Evangeline was out of the picture now. Salem wondered often to where exactly his sacrifice of powers had banished her, though he remembered very little of the moment when the shademagic had left his blood. One moment he was on his knees, failing beneath her onslaught of sheer elemental force, and the next she was encapsulated by light, fading from view and screaming in terror at the prospect of where that light would lead her. Salem, for his part, only knew that the crippling weakness he felt after the sacrifice had never left him, and now he woke every day to the same disappointing realisation that most of his life-force was gone.

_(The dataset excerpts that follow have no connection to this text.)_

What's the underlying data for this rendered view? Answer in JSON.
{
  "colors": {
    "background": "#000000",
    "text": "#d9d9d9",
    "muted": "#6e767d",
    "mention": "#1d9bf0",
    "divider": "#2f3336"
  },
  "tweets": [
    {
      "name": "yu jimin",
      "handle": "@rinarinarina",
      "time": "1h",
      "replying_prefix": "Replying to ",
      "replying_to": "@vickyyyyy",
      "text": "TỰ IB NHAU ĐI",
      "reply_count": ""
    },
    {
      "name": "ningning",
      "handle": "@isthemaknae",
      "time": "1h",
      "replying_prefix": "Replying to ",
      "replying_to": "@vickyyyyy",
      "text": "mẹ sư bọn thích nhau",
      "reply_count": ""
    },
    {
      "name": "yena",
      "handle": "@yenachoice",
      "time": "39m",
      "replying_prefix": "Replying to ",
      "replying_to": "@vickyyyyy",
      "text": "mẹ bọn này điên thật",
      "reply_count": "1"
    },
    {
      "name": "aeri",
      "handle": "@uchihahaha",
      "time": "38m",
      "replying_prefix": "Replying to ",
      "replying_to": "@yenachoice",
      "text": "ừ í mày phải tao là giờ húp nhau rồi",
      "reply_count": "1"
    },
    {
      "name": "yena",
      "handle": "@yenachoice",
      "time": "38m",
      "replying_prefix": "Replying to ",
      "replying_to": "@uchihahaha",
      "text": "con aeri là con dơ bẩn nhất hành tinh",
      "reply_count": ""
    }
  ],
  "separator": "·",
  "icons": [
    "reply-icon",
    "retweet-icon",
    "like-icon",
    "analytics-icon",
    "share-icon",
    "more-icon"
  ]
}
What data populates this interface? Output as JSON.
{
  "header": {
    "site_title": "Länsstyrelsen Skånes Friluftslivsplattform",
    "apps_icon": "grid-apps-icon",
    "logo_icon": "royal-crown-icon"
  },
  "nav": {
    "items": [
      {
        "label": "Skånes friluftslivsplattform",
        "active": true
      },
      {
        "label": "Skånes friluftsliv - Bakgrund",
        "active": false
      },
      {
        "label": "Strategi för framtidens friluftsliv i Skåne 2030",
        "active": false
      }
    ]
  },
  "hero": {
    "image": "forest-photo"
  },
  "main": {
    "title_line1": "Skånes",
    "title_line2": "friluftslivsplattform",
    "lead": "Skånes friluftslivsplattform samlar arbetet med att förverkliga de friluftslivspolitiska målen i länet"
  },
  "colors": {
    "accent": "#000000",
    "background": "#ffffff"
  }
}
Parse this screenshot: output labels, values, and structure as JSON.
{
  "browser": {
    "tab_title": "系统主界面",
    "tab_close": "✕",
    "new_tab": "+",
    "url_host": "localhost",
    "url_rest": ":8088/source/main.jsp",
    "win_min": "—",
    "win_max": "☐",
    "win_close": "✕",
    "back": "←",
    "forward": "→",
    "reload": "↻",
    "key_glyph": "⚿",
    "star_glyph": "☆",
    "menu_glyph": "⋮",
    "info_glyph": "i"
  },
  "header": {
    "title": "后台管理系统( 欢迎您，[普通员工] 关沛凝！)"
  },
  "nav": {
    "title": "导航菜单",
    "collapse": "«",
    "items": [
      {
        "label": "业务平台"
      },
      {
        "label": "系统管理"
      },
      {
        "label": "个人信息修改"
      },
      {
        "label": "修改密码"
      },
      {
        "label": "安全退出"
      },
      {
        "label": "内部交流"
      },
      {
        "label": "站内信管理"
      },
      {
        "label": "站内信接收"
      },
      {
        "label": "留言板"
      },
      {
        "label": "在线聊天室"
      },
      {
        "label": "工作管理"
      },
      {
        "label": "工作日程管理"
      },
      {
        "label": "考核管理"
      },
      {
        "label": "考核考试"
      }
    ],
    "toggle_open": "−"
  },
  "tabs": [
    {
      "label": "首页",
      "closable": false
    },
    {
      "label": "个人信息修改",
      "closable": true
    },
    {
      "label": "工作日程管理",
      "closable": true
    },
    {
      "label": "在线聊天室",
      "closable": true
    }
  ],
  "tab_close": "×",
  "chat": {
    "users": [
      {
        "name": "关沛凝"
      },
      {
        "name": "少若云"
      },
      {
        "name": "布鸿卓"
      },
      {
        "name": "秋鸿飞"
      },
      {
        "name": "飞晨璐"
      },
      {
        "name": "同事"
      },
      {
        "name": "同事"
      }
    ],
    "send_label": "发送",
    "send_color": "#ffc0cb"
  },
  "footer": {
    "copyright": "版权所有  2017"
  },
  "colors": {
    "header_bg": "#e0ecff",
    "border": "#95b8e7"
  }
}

The door creaked open, bringing Salem round from his musings with a disgruntled groan.

“What is this, a zoo?” he griped, refusing to turn and see who had entered. “I’m sick of being gawked at.”

“I can’t help it if I still think you’re handsome,” crooned a voice in reply.

Salem turned to see the owner of those sultry words and, for one horrible moment, he thought Evangeline had stepped right out of his head and into the room. The rouged lips and deep, dark eyes of the woman now appraising him threw him off balance, before reality set in and he realised who he was addressing.

“Dharma,” he surmised. “I thought you were Lemarick come to chide me again.”

“As if,” she said with a chuckle.

She sidled her curvaceous form towards Salem and perched herself on the armrest of his chair, leaning in to curl her fingertips around the back of his neck.

“I’m bored,” she sighed, toying with the hairs at his nape.

Salem leaned out of her touch. Being in his sorry state was foul enough in front of Lemarick and Lily, but at least they were more like family. Dharma was a sultry girl he’d flirted with and showed off to when he arrived at Piketon in his prime. Now, it felt as though she was here out of pity, a fact which both riled Salem and depressed him.

“I don’t feel like amusing you, sweetheart,” he said. “You picked a bad day.”

Dharma scoffed with great exaggeration.

“Every day’s a bad day for you now,” she moaned, “I mean, you lost your powers. Big deal. Life goes on, right?”

Salem rose from the chair so sharply that Dharma toppled backwards onto the floor. The siren must have realised the carelessness of what she had said, for she scrambled to her knees, trying to get out of Salem’s way as he stood over her, a sudden fury burning at his heart.

“Life goes on,” he repeated, his usually smooth voice laced with venom, “and that’s exactly the problem. How about I take away your youth and your allure and see how well you go on living without them? Let’s see how
bored
you are then, huh?”

He wanted a flurry of flames to come forth from his hands and dance across her perfect little face to frighten her, but when he raised his arms, none came. Dharma winced as though she too expected some kind of impact, but after a moment, a wry smile began to creep onto her luscious lips. She arose from the floor, dusting off her skimpy gown, her eyes glittering over Salem with smugness all the while.

“Oh, you’d
love
that wouldn’t you?” she said, hands rising to her hips. “You’d just love to see everyone else lose what’s most precious to them. I bet it’d make you feel so much better to smite them all and take their powers away.”

Dharma skipped forward, one finger raised, and poked Salem sharply over his heart. Her smile was crueller close up.

“But you
can’t
,” she added with evident glee. “You know, I used to be the weakest creature in this house. I thought we could have made the most of that feeling together. But now I’ve realised something.”

The siren looked down at her sharp, red nails, keeping the shade waiting. Salem wanted to run before she could deliver her final, vicious blow, but pride kept him rooted to the spot. He knew the fulsome curve in her lip, the malicious enjoyment that a woman could take in that last inhale before she delivered the words that would destroy any man’s soul. He had seen this all before, too many times in fact.

“You’re not good enough for me, Salem,” Dharma said. “I’ll bet you’ve never been good enough for any woman in your life.”